We buzzed up the hill in two vehicles. The four guys followed us in their F-150 dual cab, music blaring. In the van, Mike and I enjoyed some quiet while our daughter sat in the back seat, tunes streaming through her headphones.
It was a perfect California day, clear skies, low-80’s as we exited the highway and followed the signs to the mountain lake to which we would hike. The dusty, pitted road snaked deep into Tahoe National Forest and we bumped along for some time before finding the remote trail head.
Finally, we climbed out of our vehicles and transferred essentials to our back packs for the long hike to the lake where we would eat lunch. Everyone was prepped and ready. I knelt to tighten one of the laces on my hiking boot and just as I stood, someone gave our van’s stiff, hydraulic back hatch a heave-ho to close it and–
The blow knocked me back several steps. “Ow!” I pressed my hands over my left brow bone. “Ok, that hurt.” The pain started to build as I straightened up. “That really hurt.”
Mike and my son stood before me. “Move your hands,” Mike said, leaning in for a better look. My son blanched as I took my hands away. Mike stepped back, muttering under his breath. “No first aid kit. I knew it!” He looked at me, “We need to go back; you’re going to need stitches,” he said.
Photo courtesy of Crestock.com
“No way. It’s ok, right?” I asked. My son moved closer, his face inches from mine.
He examined the gash on my forehead, looked at me, then back at the cut. “Uh . . . “He hesitated and looked at me again. “Well . . . “
“It’s fine, right?” My voice was firm. Insistent. We had planned for over a month for this weekend and a stupid accident was not going to sabotage it. We were going on the hike. I was going on the hike.
His eyes met mine, “It’s white, really white. I think it’s the bone.”

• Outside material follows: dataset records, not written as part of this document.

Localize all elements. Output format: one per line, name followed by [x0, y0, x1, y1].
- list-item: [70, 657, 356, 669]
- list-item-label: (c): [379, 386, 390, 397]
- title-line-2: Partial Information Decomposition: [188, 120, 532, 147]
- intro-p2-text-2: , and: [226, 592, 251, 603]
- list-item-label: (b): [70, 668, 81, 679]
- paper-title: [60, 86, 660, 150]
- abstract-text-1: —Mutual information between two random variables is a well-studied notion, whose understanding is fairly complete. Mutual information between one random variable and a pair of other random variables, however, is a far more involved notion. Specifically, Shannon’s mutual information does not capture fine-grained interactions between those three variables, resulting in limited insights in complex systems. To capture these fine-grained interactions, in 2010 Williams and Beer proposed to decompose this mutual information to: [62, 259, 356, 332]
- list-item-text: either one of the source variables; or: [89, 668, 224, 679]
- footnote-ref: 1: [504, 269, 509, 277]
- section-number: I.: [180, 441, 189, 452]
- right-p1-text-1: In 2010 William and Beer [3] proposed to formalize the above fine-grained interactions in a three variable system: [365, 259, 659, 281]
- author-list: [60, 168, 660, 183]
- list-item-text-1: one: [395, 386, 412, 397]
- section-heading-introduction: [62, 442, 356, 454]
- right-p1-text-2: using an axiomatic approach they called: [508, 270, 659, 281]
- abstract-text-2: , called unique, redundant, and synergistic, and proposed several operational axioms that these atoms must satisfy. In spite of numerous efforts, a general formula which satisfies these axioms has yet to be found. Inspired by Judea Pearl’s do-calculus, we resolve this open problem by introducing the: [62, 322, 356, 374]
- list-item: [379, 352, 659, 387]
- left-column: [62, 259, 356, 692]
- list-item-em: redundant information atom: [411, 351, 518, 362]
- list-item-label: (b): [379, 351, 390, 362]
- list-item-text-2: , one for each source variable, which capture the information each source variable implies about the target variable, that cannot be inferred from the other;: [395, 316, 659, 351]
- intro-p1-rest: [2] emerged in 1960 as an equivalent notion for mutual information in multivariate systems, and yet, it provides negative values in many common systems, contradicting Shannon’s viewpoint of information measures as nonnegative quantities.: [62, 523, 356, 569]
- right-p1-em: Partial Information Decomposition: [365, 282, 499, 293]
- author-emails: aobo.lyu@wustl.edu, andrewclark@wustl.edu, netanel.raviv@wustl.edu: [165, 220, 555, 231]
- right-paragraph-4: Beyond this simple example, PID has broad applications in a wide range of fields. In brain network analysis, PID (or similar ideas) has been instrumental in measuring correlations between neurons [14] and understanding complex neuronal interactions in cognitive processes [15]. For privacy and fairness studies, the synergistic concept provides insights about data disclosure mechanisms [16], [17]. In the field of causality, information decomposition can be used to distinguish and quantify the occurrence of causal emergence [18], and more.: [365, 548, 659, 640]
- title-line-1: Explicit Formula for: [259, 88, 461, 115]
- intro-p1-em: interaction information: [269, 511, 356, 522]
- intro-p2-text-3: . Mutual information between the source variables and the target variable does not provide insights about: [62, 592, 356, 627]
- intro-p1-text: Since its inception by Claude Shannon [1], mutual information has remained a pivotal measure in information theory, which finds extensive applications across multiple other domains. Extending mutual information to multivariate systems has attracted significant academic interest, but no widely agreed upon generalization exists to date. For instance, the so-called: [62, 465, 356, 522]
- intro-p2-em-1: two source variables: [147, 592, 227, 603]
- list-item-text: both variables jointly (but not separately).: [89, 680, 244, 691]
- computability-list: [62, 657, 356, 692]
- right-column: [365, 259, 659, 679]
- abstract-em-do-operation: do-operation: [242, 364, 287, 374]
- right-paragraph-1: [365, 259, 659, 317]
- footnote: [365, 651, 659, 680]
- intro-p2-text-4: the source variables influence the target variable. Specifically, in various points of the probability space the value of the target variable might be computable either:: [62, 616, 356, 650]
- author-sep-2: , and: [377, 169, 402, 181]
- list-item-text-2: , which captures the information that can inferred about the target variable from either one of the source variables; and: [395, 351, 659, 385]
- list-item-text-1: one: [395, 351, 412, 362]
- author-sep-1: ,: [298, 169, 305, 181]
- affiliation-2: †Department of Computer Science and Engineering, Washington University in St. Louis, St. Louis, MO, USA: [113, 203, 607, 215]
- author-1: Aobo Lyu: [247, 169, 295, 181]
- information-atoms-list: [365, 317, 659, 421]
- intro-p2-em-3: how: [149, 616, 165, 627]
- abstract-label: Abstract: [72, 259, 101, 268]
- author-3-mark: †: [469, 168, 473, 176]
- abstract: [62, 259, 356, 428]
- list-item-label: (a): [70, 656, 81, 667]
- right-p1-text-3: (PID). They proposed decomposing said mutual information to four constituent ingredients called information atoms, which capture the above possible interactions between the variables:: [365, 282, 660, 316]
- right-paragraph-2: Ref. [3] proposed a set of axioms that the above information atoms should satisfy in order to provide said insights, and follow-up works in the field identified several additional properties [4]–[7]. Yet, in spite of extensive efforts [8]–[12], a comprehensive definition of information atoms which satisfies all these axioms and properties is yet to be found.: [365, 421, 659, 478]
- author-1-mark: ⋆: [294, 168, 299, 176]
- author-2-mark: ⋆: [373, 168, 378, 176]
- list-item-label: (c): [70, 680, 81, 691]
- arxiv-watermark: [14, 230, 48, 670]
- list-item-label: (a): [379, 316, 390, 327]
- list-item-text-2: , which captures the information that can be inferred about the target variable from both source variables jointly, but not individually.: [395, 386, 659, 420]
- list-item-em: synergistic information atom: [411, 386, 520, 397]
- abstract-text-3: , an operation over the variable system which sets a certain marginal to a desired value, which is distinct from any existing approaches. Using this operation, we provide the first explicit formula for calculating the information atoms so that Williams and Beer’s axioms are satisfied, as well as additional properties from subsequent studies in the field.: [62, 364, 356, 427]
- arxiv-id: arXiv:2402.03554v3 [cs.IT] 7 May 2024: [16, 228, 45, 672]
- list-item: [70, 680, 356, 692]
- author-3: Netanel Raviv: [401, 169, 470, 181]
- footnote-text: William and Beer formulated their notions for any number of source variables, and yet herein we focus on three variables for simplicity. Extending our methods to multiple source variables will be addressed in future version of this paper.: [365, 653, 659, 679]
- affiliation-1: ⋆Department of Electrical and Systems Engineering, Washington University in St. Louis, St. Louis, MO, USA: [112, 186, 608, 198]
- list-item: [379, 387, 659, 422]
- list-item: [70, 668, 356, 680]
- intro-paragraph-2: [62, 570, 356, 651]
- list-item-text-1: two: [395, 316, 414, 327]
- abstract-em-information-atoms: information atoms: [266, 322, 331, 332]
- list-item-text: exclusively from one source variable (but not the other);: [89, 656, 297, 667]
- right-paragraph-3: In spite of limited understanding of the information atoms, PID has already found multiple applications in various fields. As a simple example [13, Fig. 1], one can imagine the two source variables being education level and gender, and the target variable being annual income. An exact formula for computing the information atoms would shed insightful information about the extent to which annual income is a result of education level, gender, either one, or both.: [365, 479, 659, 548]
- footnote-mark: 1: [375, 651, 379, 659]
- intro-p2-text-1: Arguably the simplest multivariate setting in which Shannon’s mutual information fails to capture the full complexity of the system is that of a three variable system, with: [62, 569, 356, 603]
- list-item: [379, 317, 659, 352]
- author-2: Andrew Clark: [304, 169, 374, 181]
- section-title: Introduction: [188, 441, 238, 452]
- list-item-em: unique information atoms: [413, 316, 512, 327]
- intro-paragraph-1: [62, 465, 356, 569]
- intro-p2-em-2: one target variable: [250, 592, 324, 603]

I hesitated, the truth clear before me, I needed stitches and may have a decent concussion. “Put a bandaid on it. I’ll be fine.”
And you guessed it; despite a period of intense dizziness and nausea, I hiked to the lake and back out again.
Yes, that’s me: Determined. Stubborn. Prone to stupidity. A make-it-happen personality who has been paying for that poor choice ever since. Because I did indeed need stitches and I sustained a very “decent concussion” from which I’m still trying to recover.
So, if you want to avoid the path of stupidity, listen to the wisdom of others–
–and never, ever leave your First Aid kit behind!